[Python-3000] Google Sprint Ideas

Mon Aug 21 03:06:02 CEST 2006

On 8/20/06, Talin <talin at acm.org> wrote:
> Guido van Rossum wrote:
> > On 8/20/06, Paul Moore <p.f.moore at gmail.com> wrote:
>
> > Without endorsing every detail of his design, tomer filiba has written
> > several blog (?) entries about this, the latest being
> > http://sebulba.wikispaces.com/project+iostack+v2 . You can also look
> > at sandbox/sio/sio.py in svn.
>
> One comment after reading this: If we're going to re-invent the Java/C#
> i/o library, could we at least use the same terminology? In particular,
> the term "Layer" has connotations which may be confusing in this context
> - I would prefer something like "Adapter" or "Filter".

That's an example of what I meant when I said "without endorsing every detail".

I don't know which terminology C++ uses beyond streams. I think Java
uses Streams for the lower-level stuff and Reader/Writer for the
higher-level stuff -- or is it the other way around?
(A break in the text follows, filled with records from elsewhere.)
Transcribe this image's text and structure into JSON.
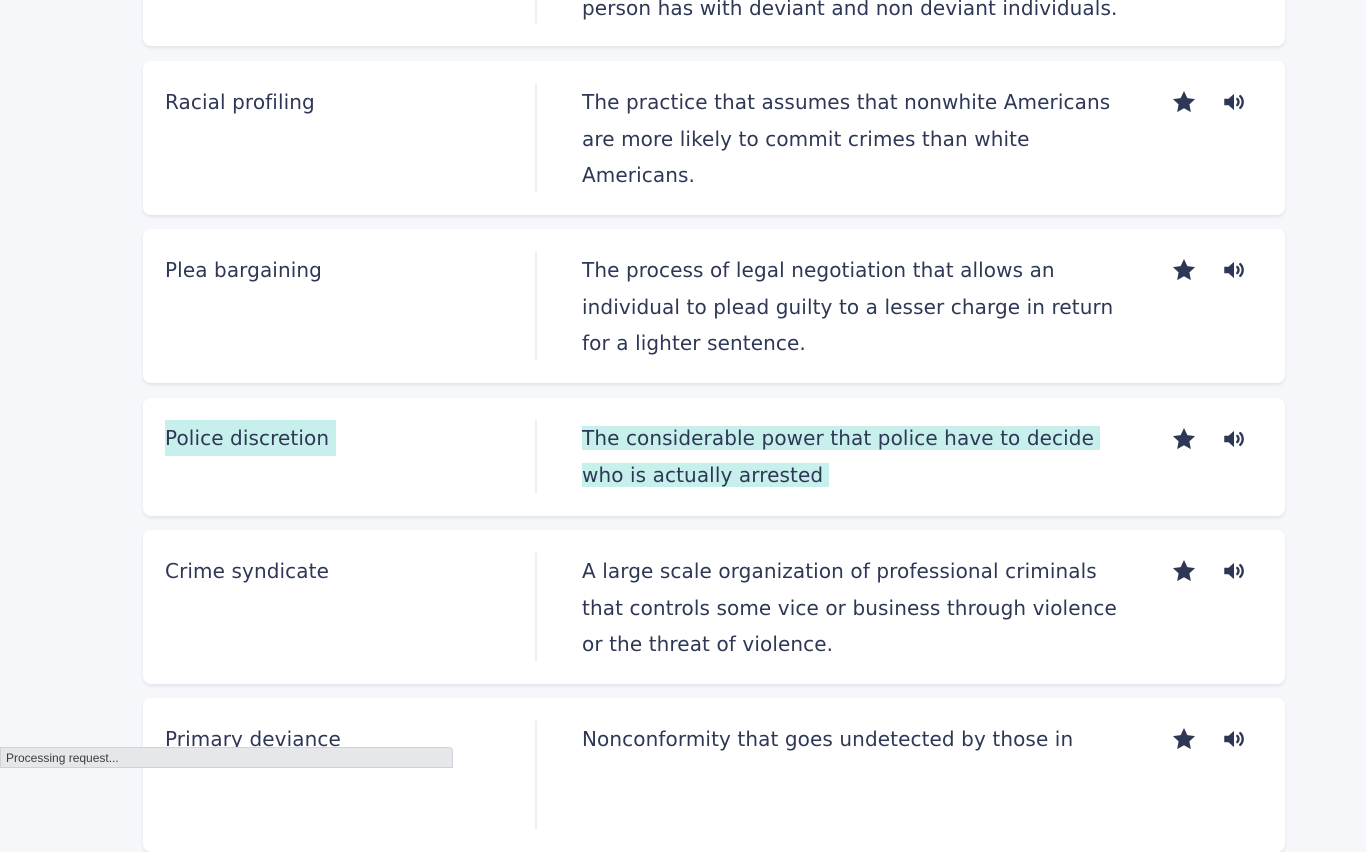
{
  "cards": [
    {
      "term": "",
      "definition": "person has with deviant and non deviant individuals."
    },
    {
      "term": "Racial profiling",
      "definition": "The practice that assumes that nonwhite Americans are more likely to commit crimes than white Americans."
    },
    {
      "term": "Plea bargaining",
      "definition": "The process of legal negotiation that allows an individual to plead guilty to a lesser charge in return for a lighter sentence."
    },
    {
      "term": "Police discretion",
      "definition": "The considerable power that police have to decide who is actually arrested"
    },
    {
      "term": "Crime syndicate",
      "definition": "A large scale organization of professional criminals that controls some vice or business through violence or the threat of violence."
    },
    {
      "term": "Primary deviance",
      "definition": "Nonconformity that goes undetected by those in"
    }
  ],
  "highlighted_card": 3,
  "icons": {
    "star": "star-icon",
    "audio": "speaker-icon"
  },
  "status": {
    "text": "Processing request..."
  },
  "colors": {
    "background": "#f6f7fb",
    "text": "#2e3856",
    "highlight": "#c7efec",
    "card": "#ffffff"
  }
}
> Also, I notice that this proposal removes what I consider to be a nice
> feature of Python, which is that you can take a plain file object and
> iterate over the lines of the file -- it would require a separate line
> buffering adapter to be created. I think I understand the reasoning
> behind this - in a world with multiple text encodings, the definition of
> "line" may not be so simple. However, I would assume that the "built-in"
> streams would support the most basic, least-common-denominator encodings
> for convenience.

First time I noticed that. But perhaps it's the concept of "plain file
object" that changed? My own hierarchy (which I arrived at without
reading tomer's proposal) is something like this:

(1) Basic level (implemented in C) -- open, close, read, write, seek,
tell. Completely unbuffered, maps directly to system calls. Does
binary I/O only.

(2) Buffering. Implements the same API as (1) but adds buffering. This
is what one normally uses for binary file I/O. It builds on (1), but
can also be built on raw sockets instead. It adds an API to inquire
about the amount of buffered data, a flush() method, and ways to
change the buffer size.

(3) Encoding and line endings. Implements a somewhat different API,
for reading/writing text files; the API resembles Python 2's I/O
library more. This is where readline() and next() giving the next line
are implemented. It also does newline translation to/from the
platform's native convention (CRLF or LF, or perhaps CR if anyone
still cares about Mac OS <= 9) and Python's convention (always \n). I
think I want to put these two features (encoding and line endings) in
the same layer because they are both text related. Of course you can
specify ASCII or Latin-1 to effectively disable the encoding part.

Does this make more sense?

-- 
--Guido van Rossum (home page: http://www.python.org/~guido/)